Credit: Jennie Vallis/NPG

Geniculate ganglion neurons (GGNs) receive inputs from taste receptor cells (TRCs) on the tongue, each of which selectively transduces one of five taste qualities: sweet, sour, salty, bitter and umami. However, the way in which taste-evoked signals from TRCs are processed by GGNs is unclear. In a recent study in Nature, Zuker and colleagues characterize the representation of different tastants by GGNs.
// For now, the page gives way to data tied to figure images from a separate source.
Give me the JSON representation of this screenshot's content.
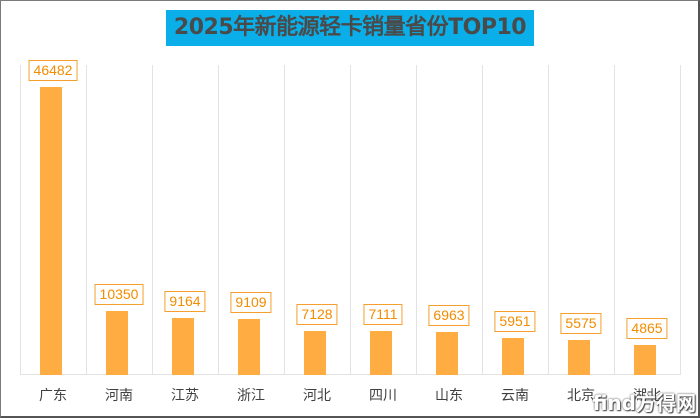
{
  "chart_data": {
    "type": "bar",
    "title": "2025年新能源轻卡销量省份TOP10",
    "categories": [
      "广东",
      "河南",
      "江苏",
      "浙江",
      "河北",
      "四川",
      "山东",
      "云南",
      "北京",
      "湖北"
    ],
    "values": [
      46482,
      10350,
      9164,
      9109,
      7128,
      7111,
      6963,
      5951,
      5575,
      4865
    ],
    "xlabel": "",
    "ylabel": "",
    "ylim": [
      0,
      50000
    ],
    "grid": "vertical category separators",
    "legend": "none",
    "data_labels": true,
    "bar_color": "#ffad42",
    "label_color": "#f28c00",
    "title_bg_color": "#0aaee8"
  },
  "title": "2025年新能源轻卡销量省份TOP10",
  "watermark": "find方得网"
}
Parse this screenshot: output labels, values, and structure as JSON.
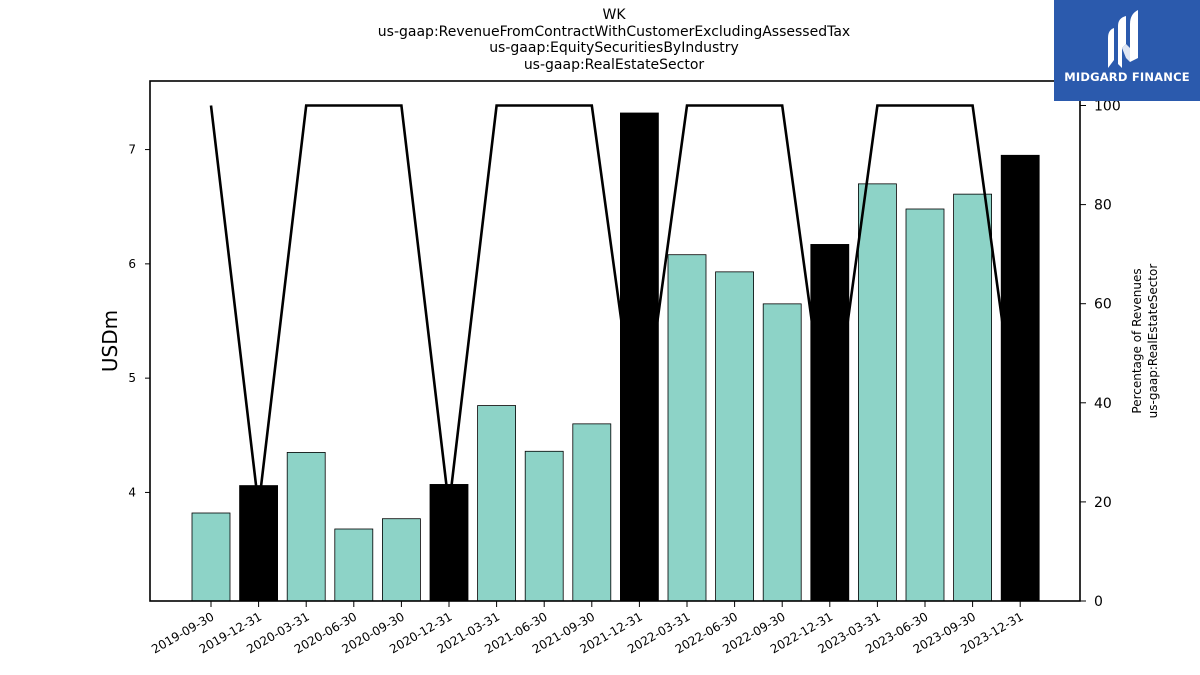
{
  "chart_data": {
    "type": "bar",
    "title_lines": [
      "WK",
      "us-gaap:RevenueFromContractWithCustomerExcludingAssessedTax",
      "us-gaap:EquitySecuritiesByIndustry",
      "us-gaap:RealEstateSector"
    ],
    "ylabel": "USDm",
    "y2label_lines": [
      "Percentage of Revenues",
      "us-gaap:RealEstateSector"
    ],
    "categories": [
      "2019-09-30",
      "2019-12-31",
      "2020-03-31",
      "2020-06-30",
      "2020-09-30",
      "2020-12-31",
      "2021-03-31",
      "2021-06-30",
      "2021-09-30",
      "2021-12-31",
      "2022-03-31",
      "2022-06-30",
      "2022-09-30",
      "2022-12-31",
      "2023-03-31",
      "2023-06-30",
      "2023-09-30",
      "2023-12-31"
    ],
    "values": [
      3.82,
      4.06,
      4.35,
      3.68,
      3.77,
      4.07,
      4.76,
      4.36,
      4.6,
      7.32,
      6.08,
      5.93,
      5.65,
      6.17,
      6.7,
      6.48,
      6.61,
      6.95
    ],
    "highlight": [
      false,
      true,
      false,
      false,
      false,
      true,
      false,
      false,
      false,
      true,
      false,
      false,
      false,
      true,
      false,
      false,
      false,
      true
    ],
    "line_values": [
      100,
      19,
      100,
      100,
      100,
      19,
      100,
      100,
      100,
      30,
      100,
      100,
      100,
      30,
      100,
      100,
      100,
      30
    ],
    "ylim": [
      3.05,
      7.6
    ],
    "y_ticks": [
      4,
      5,
      6,
      7
    ],
    "y2lim": [
      0,
      100
    ],
    "y2_ticks": [
      0,
      20,
      40,
      60,
      80,
      100
    ],
    "grid": false,
    "colors": {
      "bar": "#8dd3c7",
      "highlight": "#000000",
      "line": "#000000"
    }
  },
  "logo": {
    "text": "MIDGARD FINANCE",
    "background": "#2b5aad"
  }
}
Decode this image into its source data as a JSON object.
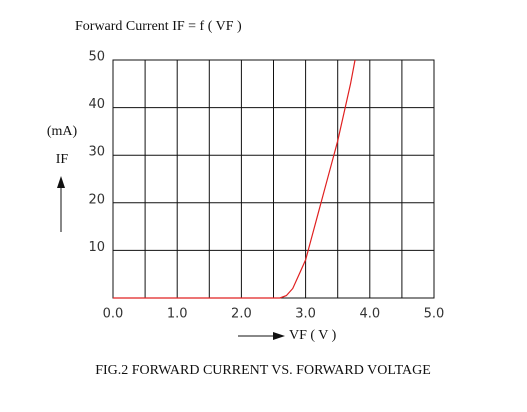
{
  "chart_data": {
    "type": "line",
    "title": "Forward Current IF = f ( VF )",
    "y_unit": "(mA)",
    "y_label": "IF",
    "x_label": "VF ( V )",
    "caption": "FIG.2 FORWARD CURRENT VS. FORWARD VOLTAGE",
    "x": [
      0,
      2.5,
      2.6,
      2.7,
      2.8,
      2.9,
      3.0,
      3.1,
      3.2,
      3.3,
      3.4,
      3.5,
      3.6,
      3.7,
      3.77
    ],
    "series": [
      {
        "color": "#e02020",
        "values": [
          0,
          0,
          0,
          0.5,
          2,
          5,
          8,
          13,
          18,
          23,
          28,
          33,
          39,
          45,
          50
        ]
      }
    ],
    "xlim": [
      0,
      5
    ],
    "xticks": [
      {
        "value": 0,
        "label": "0.0"
      },
      {
        "value": 1,
        "label": "1.0"
      },
      {
        "value": 2,
        "label": "2.0"
      },
      {
        "value": 3,
        "label": "3.0"
      },
      {
        "value": 4,
        "label": "4.0"
      },
      {
        "value": 5,
        "label": "5.0"
      }
    ],
    "x_grid_step": 0.5,
    "ylim": [
      0,
      50
    ],
    "yticks": [
      10,
      20,
      30,
      40,
      50
    ],
    "grid": true
  }
}
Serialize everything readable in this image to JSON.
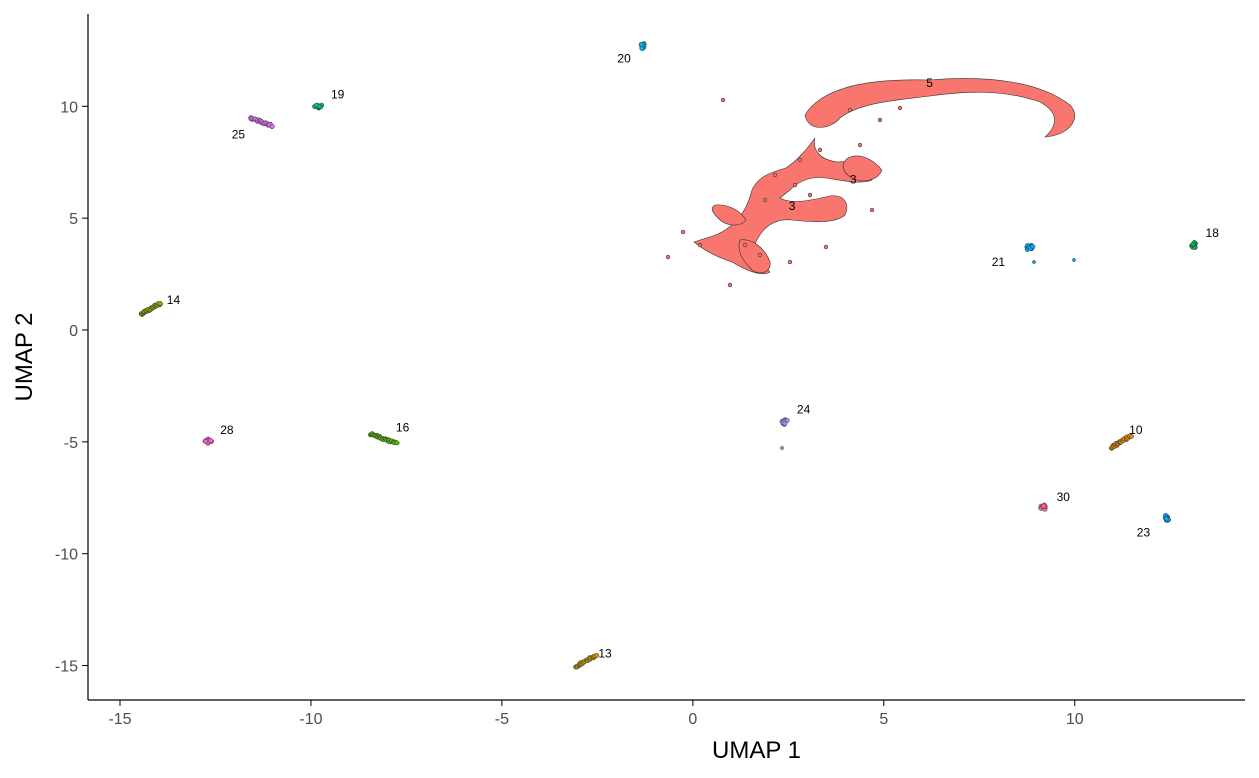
{
  "chart_data": {
    "type": "scatter",
    "title": "",
    "xlabel": "UMAP 1",
    "ylabel": "UMAP 2",
    "xlim": [
      -16,
      14.5
    ],
    "ylim": [
      -16.5,
      14
    ],
    "xticks": [
      -15,
      -10,
      -5,
      0,
      5,
      10
    ],
    "yticks": [
      -15,
      -10,
      -5,
      0,
      5,
      10
    ],
    "grid": false,
    "legend": "none",
    "series": [
      {
        "name": "3",
        "color": "#F8766D",
        "shape": "main-cloud",
        "x": 5.0,
        "y": 7.0
      },
      {
        "name": "5",
        "color": "#F8766D",
        "shape": "point-label",
        "x": 6.2,
        "y": 10.8
      },
      {
        "name": "10",
        "color": "#E38900",
        "shape": "elongated",
        "x": 11.2,
        "y": -5.0,
        "length": 0.6,
        "angle": 30
      },
      {
        "name": "13",
        "color": "#C49A00",
        "shape": "elongated",
        "x": -2.8,
        "y": -14.8,
        "length": 0.6,
        "angle": 30
      },
      {
        "name": "14",
        "color": "#99A800",
        "shape": "elongated",
        "x": -14.2,
        "y": 0.95,
        "length": 0.6,
        "angle": 30
      },
      {
        "name": "16",
        "color": "#53B400",
        "shape": "elongated",
        "x": -8.1,
        "y": -4.85,
        "length": 0.7,
        "angle": -20
      },
      {
        "name": "18",
        "color": "#00BC56",
        "shape": "blob",
        "x": 13.1,
        "y": 3.8
      },
      {
        "name": "19",
        "color": "#00C094",
        "shape": "blob",
        "x": -9.8,
        "y": 10.0
      },
      {
        "name": "20",
        "color": "#00B6EB",
        "shape": "blob",
        "x": -1.3,
        "y": 12.7
      },
      {
        "name": "21",
        "color": "#00A9FF",
        "shape": "blob",
        "x": 8.8,
        "y": 3.7
      },
      {
        "name": "23",
        "color": "#06A4FF",
        "shape": "blob",
        "x": 12.4,
        "y": -8.4
      },
      {
        "name": "24",
        "color": "#A58AFF",
        "shape": "blob",
        "x": 2.4,
        "y": -4.1
      },
      {
        "name": "25",
        "color": "#DF70F8",
        "shape": "elongated",
        "x": -11.3,
        "y": 9.3,
        "length": 0.6,
        "angle": -20
      },
      {
        "name": "28",
        "color": "#FB61D7",
        "shape": "blob",
        "x": -12.7,
        "y": -4.95
      },
      {
        "name": "30",
        "color": "#FF66A8",
        "shape": "blob",
        "x": 9.2,
        "y": -7.9
      }
    ],
    "labels": [
      {
        "text": "3",
        "x": 4.2,
        "y": 6.7
      },
      {
        "text": "3",
        "x": 2.6,
        "y": 5.5
      },
      {
        "text": "5",
        "x": 6.2,
        "y": 11.0
      },
      {
        "text": "10",
        "x": 11.6,
        "y": -4.5
      },
      {
        "text": "13",
        "x": -2.3,
        "y": -14.5
      },
      {
        "text": "14",
        "x": -13.6,
        "y": 1.3
      },
      {
        "text": "16",
        "x": -7.6,
        "y": -4.4
      },
      {
        "text": "18",
        "x": 13.6,
        "y": 4.3
      },
      {
        "text": "19",
        "x": -9.3,
        "y": 10.5
      },
      {
        "text": "20",
        "x": -1.8,
        "y": 12.1
      },
      {
        "text": "21",
        "x": 8.0,
        "y": 3.0
      },
      {
        "text": "23",
        "x": 11.8,
        "y": -9.1
      },
      {
        "text": "24",
        "x": 2.9,
        "y": -3.6
      },
      {
        "text": "25",
        "x": -11.9,
        "y": 8.7
      },
      {
        "text": "28",
        "x": -12.2,
        "y": -4.5
      },
      {
        "text": "30",
        "x": 9.7,
        "y": -7.5
      }
    ]
  }
}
The authors generated mice that expressed the fluorescent calcium indicator GCaMP in GGNs genetically or virally, and imaged these neurons using two-photon microendoscopy. This technique enabled the fluorescent signal to be transmitted approximately 4 mm from the geniculate ganglion to the surface of the head. Tastant solutions — such as solutions of sucrose (sweet), sodium chloride (salty) or citric acid (sour) — were applied to the tongue, and the elicited GGN calcium responses were recorded from a total of 971 GGNs.

The majority of the imaged GGNs were singly tuned

The majority of the imaged GGNs were singly tuned, in that they each responded to one of the five taste qualities. Moreover, GGNs that were sensitive to a particular taste could be silenced through genetic knockout of specific TRC receptors, or by application of selective receptor antagonists to the tongue. Solutions that contained two tastants induced calcium responses in the two ensembles of GGNs that had been activated by each tastant separately. Together, these findings indicate that most GGNs are singly tuned and respond specifically to a particular taste quality.

Of the GGNs that responded to more than one taste quality, most responded to bitter and sour tastants, which are normally detected by TRCs that express taste receptor type 2 (T2R) family members and polycystic kidney disease 2-like 1 protein (PKD2L1), respectively. The authors sought to determine whether bitter–sour GGNs receive convergent inputs from T2R-expressing cells and PKD2L1-expressing cells, or single inputs from bitter-sensing cells that are sensitive to acid, independently of PKD2L1. Using a PKD2L1-targeted tetanus toxin, the authors ablated PKD2L1-expressing TRCs. There were no GGN calcium responses to sour alone in these mice; however, strikingly, there were still GGNs that showed a bitter–sour response, and this response was abolished by application of a T2R (bitter) antagonist onto the tongue. Therefore, the bitter–sour GGNs receive inputs from bitter TRCs that are sensitive to acid.

Through the use of this specialized imaging method, Zuker and colleagues show that taste-quality-specific TRC signals are transmitted along 'labelled lines' to GGNs, which are thus tuned to a single taste quality.